Foreigners holding Chinese shares appear largely unworried by the latest dive on domestic markets, with some even looking to pick up bargains if the removal of an emergency stock sale ban unleashes a bigger plunge. The six-month ban on sales by listed companies' major shareholders, imposed during the height of a rout last summer, is due expire on January 8. But following this week's fresh bout of brutal volatility, reports on Wednesday suggested it will be extended.
The uncertainty highlights the tricky nature of the authorities' task in stabilising the market. Three trading sessions into 2016, Shanghai-listed shares have lost $240 billion of their value after a peak-to-trough drop last year of around 45 percent. Whenever the selling ban is eventually relaxed, it will unlock up to 1.24 trillion yuan ($190 billion) worth of shares, flooding the Chinese bourses with yet more supply.
Many investors hope Beijing will spread the process out but Citi analysts estimate that if the ban is lifted abruptly, this could create 100 billion yuan a month in selling pressure for a while afterwards. With Beijing's intentions so difficult to judge, most investors accept that they must keep calm and carry on. "We try not to focus on the share overhang issue," said Nicholas Yeo, head of Chinese equities at Aberdeen Asset Management. He has made very few changes to his portfolios of China A-shares, which are listed on mainland markets dominated by local investors.

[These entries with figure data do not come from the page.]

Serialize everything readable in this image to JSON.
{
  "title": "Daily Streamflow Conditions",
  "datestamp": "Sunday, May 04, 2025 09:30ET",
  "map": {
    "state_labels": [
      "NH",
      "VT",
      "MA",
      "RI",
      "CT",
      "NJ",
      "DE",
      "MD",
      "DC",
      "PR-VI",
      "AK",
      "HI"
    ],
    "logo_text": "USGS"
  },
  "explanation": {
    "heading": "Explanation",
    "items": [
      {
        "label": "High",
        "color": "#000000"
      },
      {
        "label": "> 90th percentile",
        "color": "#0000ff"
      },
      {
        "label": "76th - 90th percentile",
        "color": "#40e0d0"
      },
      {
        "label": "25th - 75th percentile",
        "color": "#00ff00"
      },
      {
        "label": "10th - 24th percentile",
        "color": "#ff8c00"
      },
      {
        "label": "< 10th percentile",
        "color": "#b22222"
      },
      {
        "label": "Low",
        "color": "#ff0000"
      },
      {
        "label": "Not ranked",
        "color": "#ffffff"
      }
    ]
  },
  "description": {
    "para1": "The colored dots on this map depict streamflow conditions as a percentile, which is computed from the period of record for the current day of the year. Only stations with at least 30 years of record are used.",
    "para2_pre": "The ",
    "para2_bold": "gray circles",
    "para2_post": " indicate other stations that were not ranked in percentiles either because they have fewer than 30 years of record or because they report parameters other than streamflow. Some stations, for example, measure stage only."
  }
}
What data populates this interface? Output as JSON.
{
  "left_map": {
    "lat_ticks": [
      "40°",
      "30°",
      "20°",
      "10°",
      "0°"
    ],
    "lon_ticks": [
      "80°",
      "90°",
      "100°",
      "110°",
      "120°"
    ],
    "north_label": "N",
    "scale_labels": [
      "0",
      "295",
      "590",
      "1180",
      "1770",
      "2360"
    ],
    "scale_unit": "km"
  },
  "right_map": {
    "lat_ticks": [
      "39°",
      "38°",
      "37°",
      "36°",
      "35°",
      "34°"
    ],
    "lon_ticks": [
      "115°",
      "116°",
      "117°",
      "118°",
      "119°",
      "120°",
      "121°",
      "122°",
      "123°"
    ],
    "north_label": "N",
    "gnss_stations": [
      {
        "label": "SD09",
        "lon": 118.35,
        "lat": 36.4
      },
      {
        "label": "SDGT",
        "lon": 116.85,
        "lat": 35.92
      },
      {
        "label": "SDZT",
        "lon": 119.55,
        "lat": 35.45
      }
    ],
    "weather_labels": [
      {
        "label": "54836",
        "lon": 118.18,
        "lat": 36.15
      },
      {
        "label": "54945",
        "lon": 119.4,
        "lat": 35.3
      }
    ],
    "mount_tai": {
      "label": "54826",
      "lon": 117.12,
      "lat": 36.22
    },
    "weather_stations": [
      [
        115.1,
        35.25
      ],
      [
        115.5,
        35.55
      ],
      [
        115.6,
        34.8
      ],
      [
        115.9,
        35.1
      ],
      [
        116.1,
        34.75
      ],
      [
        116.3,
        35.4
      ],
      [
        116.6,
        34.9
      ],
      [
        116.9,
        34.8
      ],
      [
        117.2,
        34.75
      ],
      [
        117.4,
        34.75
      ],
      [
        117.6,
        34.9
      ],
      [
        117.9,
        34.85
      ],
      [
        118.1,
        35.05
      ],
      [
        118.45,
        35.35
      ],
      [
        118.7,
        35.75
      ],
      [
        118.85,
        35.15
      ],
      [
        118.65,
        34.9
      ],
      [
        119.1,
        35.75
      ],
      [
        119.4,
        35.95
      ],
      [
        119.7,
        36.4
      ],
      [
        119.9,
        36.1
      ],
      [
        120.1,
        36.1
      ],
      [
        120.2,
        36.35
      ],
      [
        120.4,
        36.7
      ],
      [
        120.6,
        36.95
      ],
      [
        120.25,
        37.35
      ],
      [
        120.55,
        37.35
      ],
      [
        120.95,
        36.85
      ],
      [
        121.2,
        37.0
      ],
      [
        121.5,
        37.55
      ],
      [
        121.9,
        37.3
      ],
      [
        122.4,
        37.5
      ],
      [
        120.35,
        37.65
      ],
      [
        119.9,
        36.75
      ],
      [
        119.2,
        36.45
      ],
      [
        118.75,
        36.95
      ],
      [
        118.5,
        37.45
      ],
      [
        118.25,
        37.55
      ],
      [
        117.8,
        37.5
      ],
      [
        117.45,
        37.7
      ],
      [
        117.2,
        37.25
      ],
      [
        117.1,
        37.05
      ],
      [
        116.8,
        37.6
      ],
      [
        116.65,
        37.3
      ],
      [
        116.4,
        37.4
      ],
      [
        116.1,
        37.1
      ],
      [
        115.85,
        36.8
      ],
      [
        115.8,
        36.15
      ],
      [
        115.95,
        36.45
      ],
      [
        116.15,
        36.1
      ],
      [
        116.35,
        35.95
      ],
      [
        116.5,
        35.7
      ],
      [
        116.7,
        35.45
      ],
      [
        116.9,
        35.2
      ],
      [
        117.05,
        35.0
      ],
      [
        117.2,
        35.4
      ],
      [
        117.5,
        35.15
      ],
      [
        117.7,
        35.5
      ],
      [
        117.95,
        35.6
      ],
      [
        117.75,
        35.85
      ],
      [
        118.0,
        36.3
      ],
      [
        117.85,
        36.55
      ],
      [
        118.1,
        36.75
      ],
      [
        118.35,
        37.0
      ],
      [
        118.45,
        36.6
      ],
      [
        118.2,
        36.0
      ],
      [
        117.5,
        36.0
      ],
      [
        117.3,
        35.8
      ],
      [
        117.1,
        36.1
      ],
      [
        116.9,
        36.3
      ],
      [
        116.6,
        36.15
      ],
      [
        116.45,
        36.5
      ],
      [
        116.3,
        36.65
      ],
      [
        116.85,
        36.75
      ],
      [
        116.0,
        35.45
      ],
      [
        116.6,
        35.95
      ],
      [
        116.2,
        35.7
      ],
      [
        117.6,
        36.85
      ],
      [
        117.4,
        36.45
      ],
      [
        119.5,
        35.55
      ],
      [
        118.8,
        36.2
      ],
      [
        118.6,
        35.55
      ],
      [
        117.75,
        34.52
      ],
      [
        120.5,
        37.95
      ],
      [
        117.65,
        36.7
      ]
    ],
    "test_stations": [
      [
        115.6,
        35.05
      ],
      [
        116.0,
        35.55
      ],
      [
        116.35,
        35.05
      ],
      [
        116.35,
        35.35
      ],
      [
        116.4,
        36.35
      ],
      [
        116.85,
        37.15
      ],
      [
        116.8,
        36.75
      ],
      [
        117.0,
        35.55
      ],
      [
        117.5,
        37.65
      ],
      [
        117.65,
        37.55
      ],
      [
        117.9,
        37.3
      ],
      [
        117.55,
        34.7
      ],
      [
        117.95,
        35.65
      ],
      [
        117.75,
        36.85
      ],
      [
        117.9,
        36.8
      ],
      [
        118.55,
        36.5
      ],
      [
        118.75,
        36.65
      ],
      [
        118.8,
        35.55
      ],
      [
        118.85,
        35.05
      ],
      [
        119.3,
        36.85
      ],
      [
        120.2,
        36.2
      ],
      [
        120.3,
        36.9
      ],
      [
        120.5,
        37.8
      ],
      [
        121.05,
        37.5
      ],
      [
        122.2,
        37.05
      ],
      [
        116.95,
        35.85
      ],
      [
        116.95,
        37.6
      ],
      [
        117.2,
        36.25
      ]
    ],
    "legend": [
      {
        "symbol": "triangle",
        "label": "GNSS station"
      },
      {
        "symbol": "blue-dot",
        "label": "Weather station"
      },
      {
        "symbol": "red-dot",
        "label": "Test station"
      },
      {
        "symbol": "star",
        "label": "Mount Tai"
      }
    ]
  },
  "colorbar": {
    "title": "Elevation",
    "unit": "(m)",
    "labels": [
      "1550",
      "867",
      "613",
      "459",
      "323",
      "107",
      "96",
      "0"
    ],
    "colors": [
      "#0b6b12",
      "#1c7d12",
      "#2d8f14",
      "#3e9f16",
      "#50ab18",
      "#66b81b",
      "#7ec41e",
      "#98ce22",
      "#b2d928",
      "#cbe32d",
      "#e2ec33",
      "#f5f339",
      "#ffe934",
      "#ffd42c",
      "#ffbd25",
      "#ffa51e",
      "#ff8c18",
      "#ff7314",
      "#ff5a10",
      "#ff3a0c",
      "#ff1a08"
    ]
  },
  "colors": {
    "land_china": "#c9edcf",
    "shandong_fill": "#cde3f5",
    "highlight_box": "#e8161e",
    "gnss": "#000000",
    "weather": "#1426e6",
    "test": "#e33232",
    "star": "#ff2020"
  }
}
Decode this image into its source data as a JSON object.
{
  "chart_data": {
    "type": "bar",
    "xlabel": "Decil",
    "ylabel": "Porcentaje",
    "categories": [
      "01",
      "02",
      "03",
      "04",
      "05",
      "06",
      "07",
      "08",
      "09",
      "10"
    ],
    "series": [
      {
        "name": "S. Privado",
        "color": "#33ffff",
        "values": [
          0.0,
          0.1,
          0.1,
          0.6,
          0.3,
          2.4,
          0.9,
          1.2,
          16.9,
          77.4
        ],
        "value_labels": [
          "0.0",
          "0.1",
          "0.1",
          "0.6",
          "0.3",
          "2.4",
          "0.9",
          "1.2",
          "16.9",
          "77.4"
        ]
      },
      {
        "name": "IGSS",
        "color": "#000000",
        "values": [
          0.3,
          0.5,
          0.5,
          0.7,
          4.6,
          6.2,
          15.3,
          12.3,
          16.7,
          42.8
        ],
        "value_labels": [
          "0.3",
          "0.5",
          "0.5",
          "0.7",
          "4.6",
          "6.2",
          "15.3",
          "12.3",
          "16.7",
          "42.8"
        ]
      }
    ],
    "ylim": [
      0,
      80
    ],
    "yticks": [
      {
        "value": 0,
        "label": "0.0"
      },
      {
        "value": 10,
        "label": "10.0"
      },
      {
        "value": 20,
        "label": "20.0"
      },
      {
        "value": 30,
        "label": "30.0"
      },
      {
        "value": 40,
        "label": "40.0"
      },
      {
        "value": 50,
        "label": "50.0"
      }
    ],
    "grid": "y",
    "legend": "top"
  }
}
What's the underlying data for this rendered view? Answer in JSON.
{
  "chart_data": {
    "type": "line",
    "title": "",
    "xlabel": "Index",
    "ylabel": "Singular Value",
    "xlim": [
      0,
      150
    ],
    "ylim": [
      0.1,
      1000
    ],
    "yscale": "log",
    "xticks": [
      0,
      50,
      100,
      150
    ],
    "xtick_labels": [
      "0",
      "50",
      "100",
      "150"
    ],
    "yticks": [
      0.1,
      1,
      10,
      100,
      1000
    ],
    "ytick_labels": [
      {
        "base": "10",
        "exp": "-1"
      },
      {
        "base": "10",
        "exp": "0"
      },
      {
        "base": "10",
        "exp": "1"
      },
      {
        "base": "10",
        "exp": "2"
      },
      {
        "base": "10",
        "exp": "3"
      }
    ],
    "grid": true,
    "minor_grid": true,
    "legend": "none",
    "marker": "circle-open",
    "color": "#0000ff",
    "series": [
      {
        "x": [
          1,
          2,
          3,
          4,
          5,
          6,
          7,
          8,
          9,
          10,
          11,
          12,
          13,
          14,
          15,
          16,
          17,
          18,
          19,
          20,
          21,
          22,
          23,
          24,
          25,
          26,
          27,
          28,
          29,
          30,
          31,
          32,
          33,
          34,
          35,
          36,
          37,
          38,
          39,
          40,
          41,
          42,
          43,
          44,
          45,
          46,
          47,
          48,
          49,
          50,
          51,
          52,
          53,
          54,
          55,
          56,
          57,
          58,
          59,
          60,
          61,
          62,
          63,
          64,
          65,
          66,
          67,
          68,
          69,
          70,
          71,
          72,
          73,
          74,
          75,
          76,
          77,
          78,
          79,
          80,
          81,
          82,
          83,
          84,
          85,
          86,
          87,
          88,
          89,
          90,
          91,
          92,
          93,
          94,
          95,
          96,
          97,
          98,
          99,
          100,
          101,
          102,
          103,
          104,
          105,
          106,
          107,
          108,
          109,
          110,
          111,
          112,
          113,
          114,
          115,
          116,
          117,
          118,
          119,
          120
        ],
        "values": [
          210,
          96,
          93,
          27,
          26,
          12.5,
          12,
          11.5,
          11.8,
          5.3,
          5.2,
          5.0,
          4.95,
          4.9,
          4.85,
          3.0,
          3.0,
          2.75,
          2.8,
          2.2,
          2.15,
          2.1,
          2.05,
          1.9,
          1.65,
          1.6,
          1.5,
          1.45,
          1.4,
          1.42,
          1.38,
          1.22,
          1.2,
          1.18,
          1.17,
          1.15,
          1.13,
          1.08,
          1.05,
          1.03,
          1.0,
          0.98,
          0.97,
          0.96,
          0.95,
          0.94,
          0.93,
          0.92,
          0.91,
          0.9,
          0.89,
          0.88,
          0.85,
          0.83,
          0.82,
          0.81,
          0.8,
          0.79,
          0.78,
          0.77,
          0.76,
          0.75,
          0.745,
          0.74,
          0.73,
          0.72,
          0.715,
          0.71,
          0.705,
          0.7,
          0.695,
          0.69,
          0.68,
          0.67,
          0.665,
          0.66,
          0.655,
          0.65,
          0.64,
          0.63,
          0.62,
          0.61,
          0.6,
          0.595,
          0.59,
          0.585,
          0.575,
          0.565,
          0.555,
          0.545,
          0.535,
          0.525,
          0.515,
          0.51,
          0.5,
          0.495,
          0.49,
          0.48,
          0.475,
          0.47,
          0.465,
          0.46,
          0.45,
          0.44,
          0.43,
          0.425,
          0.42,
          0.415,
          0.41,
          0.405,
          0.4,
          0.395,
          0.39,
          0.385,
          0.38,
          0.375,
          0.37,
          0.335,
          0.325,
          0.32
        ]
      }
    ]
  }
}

Yeo said the uncertainty can suit the Chinese authorities. "It is all very opaque. There is an advantage in keeping the market guessing. It could even be that they are giving instructions already to the big investors." he added. Investors such as Yeo note that while the violent swings of recent days are bad for market confidence, they do not have a huge impact on major global funds' China strategy. A-share markets largely remain the preserve of small-time local investors who account for 85 percent of daily trade. Foreign investors are estimated to hold only around 2 percent of the total.
Karine Hirn, Hong Kong-based partner for asset manager East Capital, said the removal or retention of the share sale freeze would make little difference to her fund. "People have been positioning with the belief everyone will be selling on January 8. (But) even if they extend it, in six months' time you will have the same problem again," she said. "In this time of high volatility, the key thing is to make sure all your holdings are long-term investments. We don't tend to trade back and forth when you get this kind of market."
Emerging market veteran Gary Greenberg at Hermes in London said that with so much uncertainty about the Chinese economy, the slump in the value of the yuan currency and the government's market interventions, it was "difficult to be a China bull". Nevertheless, the recent fall in share prices made them more tempting, and if the authorities suddenly ended the selling ban this could provide too good an opportunity to miss.
"If I were them I would allow the selling to take place over an extended time period (9 to 12 months)," Greenberg said. "If Beijing announced the ban on selling was to be lifted and it resulted in a dramatic plunge in share prices, it would represent a buying opportunity we'd take, because the share prices would temporarily be artificially depressed."
The China market is not for the faint-hearted. A-shares' annual turnover velocity - the ratio of trade turnover to market capitalisation - was 500 percent last year, compared with a 90 percent average across markets in the G20 group of big economies, analysts at Citi calculate.
Margin financing - money borrowed to buy securities and a measure of speculative activity - peaked at 10 percent of the free float of Chinese shares last June, according to asset manager GAM. In markets such as the United States, the figure is below 2 percent. So foreign funds that have dipped their toes in the murky waters of mainland Chinese shares tend to have a stronger stomach for risk than most. Their allocations are also usually small enough to allow them to sit it out without too much damage to overall fund performance. Investors also point out that the vast Shanghai and Shenzhen markets contain many good companies whose shares are bought and sold indiscriminately by local punters, regardless of the firms' business performances.
Wim-Hein Pals, head of emerging equities at Robeco, remains bullish on A-shares, but they make up less than 2 percent of his portfolio. "If there is one market where you have to be selective, it is China A," he said, adding that less than a 10th of mainland-listed shares had viable business models and reasonable price valuations. Picking the right stock was also important among H-shares, those of mainland companies mainly listed in Hong Kong.
"We are bullish on the China consumer and services but cautious on the industrial side. That's how we position both on H- and A-shares," he said. Pals called the likely effect of the sale ban relaxation "marginal", saying it could affect less than 1 percent of the tradeable market capitalisation.
One motivation is the hope that A-shares will eventually be included in indexes run by global providers such as MSCI, which are the yardstick for funds investing trillions of dollars. Last year MSCI opted against adding A-shares to its mainstream indexes, but with their entry considered inevitable in the next year or two, many investors are keen to get in on the ground floor. "During a high-volatility period ... if you want to reposition that's a good time to do it, as there are some good stocks being hammered without any fundamental reasons," Hirn said.